Methods: 16 patients with cancers of the head and neck were treated using the TomoTherapy Hi-Art II (Accuray Inc., Sunnyvale, CA). Images of all patients were acquired prior to each treatment using the megavoltage CT (MVCT) capability of the TomoTherapy unit. Overall, images from 528 fractions were evaluated. For every image set, the delivered dose was estimated by both recalculating the dose distribution using the acquired MVCT and also by simply overlaying the planned distribution on the new images. ART dose assessment was performed using deformable image registration (DIR) to deform contours from the treatment plan to the images acquired during each fraction and to accumulate the estimated dose delivered during each fraction back to the reference treatment plan. The same DIR maps were applied to both dose estimation methods. Dosimetric endpoints were then compared between the DVHs computed using the recalculated or planned dose distributions.

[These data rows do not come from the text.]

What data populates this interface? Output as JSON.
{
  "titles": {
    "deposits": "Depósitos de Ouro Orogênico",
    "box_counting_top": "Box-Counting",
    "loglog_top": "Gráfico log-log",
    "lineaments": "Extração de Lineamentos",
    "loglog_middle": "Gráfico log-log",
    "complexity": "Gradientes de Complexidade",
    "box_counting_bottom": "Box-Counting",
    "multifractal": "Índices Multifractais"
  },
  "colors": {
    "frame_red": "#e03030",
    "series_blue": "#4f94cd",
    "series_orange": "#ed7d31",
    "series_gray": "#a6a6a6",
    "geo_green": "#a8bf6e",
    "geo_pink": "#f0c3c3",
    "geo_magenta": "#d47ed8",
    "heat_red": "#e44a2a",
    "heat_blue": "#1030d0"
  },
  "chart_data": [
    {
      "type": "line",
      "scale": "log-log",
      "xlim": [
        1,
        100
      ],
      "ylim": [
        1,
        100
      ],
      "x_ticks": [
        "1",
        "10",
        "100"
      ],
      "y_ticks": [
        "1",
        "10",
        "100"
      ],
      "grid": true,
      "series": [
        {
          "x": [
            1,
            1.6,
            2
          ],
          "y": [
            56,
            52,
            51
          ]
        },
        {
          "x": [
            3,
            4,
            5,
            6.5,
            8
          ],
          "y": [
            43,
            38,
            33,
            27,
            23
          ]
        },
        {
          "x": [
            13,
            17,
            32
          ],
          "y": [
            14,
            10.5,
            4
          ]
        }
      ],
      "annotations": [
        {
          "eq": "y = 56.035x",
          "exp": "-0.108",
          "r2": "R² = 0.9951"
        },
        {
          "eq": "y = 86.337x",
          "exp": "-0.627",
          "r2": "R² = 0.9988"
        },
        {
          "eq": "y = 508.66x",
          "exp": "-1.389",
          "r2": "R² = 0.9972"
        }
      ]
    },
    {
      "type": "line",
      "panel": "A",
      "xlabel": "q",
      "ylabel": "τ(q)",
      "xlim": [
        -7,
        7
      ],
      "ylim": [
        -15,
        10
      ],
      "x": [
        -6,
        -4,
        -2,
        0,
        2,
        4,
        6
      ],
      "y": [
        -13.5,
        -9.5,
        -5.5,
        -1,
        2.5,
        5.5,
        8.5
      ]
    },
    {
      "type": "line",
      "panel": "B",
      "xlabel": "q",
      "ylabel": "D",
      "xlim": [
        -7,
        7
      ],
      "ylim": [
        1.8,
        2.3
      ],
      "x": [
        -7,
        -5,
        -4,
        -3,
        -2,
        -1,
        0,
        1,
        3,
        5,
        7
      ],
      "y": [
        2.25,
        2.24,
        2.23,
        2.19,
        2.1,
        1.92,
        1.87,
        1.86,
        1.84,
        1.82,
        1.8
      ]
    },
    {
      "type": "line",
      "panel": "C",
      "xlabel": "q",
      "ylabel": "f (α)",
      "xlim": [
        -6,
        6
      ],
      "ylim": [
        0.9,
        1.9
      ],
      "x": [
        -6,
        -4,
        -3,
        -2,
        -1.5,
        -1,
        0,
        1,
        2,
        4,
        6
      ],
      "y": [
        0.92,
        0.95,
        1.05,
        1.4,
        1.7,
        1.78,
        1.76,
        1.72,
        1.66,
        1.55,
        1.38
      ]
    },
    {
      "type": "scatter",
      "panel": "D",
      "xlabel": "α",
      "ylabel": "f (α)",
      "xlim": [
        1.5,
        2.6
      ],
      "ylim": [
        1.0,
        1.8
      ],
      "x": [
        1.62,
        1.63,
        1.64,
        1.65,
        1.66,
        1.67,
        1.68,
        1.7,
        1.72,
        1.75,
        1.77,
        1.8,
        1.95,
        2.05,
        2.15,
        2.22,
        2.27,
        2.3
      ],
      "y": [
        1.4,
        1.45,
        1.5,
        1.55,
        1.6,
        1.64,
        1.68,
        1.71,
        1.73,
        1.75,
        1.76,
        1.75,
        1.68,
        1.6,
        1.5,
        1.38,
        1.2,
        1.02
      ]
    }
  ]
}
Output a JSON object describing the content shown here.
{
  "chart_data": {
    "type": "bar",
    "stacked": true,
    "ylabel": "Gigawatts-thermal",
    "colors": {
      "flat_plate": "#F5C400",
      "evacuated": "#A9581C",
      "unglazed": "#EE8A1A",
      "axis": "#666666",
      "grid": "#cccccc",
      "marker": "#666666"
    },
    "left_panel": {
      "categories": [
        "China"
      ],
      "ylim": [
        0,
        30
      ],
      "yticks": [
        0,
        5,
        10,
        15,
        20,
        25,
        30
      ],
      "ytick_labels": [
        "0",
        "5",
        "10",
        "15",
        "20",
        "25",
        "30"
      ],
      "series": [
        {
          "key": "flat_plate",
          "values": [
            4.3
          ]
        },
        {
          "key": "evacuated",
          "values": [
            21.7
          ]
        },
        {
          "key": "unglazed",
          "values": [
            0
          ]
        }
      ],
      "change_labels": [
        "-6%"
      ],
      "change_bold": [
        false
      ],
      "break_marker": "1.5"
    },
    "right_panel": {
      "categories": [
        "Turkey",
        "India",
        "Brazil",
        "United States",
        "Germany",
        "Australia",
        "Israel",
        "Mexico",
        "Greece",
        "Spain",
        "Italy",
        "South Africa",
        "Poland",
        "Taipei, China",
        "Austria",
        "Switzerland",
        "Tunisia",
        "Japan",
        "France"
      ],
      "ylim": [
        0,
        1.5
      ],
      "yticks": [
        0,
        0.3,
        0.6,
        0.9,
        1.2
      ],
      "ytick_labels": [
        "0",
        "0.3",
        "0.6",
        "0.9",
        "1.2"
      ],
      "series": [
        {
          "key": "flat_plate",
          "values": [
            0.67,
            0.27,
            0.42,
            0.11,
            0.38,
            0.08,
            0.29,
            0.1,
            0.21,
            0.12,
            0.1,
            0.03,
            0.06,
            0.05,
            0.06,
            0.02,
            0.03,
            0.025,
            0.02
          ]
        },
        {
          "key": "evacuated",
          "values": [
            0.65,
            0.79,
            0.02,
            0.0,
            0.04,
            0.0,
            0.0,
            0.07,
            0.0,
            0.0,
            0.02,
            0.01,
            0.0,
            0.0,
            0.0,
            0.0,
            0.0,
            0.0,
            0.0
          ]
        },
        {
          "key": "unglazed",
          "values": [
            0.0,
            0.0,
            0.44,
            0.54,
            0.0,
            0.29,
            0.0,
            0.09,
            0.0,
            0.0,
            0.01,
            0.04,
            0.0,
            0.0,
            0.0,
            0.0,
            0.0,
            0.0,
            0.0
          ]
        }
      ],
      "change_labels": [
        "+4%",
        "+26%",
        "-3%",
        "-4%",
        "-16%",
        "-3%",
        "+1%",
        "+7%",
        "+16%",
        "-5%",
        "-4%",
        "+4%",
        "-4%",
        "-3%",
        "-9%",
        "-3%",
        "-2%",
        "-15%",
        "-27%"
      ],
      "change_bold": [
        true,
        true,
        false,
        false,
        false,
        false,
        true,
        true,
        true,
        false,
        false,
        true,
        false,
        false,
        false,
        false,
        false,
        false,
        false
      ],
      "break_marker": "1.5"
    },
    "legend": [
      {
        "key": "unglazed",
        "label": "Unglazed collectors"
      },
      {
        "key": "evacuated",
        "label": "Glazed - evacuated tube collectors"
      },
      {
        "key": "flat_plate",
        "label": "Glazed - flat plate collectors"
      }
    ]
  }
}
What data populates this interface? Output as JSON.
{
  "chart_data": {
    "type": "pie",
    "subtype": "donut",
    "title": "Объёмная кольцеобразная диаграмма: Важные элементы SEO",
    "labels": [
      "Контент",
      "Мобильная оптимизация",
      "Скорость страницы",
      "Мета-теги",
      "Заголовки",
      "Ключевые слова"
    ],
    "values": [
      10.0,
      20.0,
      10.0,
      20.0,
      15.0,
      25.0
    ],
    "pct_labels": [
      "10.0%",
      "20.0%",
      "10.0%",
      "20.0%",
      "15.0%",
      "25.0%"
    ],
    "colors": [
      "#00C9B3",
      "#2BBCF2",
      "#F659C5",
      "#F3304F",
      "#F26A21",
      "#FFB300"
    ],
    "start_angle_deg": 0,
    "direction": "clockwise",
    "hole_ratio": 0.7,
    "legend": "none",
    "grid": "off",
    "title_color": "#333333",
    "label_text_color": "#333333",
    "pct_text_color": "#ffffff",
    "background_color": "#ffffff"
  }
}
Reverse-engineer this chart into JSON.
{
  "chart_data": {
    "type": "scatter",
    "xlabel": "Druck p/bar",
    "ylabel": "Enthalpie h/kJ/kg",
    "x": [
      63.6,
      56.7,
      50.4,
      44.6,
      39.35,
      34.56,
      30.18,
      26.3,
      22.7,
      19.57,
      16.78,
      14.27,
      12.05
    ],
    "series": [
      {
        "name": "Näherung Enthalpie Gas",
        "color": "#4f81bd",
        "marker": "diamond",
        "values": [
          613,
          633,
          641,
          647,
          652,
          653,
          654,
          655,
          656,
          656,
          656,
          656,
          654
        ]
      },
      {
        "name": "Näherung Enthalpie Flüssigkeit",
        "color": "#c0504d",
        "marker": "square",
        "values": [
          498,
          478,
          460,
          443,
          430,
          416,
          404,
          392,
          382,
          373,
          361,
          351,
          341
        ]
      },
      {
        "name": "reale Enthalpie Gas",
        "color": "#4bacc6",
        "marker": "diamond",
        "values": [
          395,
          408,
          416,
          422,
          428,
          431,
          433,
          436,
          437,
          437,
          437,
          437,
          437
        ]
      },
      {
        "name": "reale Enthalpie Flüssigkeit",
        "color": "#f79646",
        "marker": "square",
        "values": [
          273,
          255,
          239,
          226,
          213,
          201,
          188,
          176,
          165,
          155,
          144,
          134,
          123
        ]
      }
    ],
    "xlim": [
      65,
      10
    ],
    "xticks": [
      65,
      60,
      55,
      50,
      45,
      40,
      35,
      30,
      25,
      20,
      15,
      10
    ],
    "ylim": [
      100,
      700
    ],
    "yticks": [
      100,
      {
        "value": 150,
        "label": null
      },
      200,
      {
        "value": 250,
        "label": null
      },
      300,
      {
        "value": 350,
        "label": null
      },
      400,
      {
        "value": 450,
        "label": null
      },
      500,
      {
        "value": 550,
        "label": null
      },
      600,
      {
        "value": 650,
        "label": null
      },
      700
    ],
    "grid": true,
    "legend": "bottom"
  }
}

Results: The mean PTV D95% and D05% endpoints were 0.6±0.5% and 1.4±0.8% lower using the planned dose distributions compared to the recalculated distributions, respectively, across all patients. The mean parotid D50% was 2.4±1.5% greater using the planned distributions compared to the recalculated distributions. The parotid D50% from the planned distributions was also highly correlated with the parotid D50% from the recalculated distributions for each patient (mean r2=0.97±0.09).

Conclusions: For this treatment modality and site, dosimetric differences observed between overlaying the planned dose distributions and recalculating distributions on daily images were typically well within ±5%. This indicates that the dose distribution itself is robust against anatomic variations.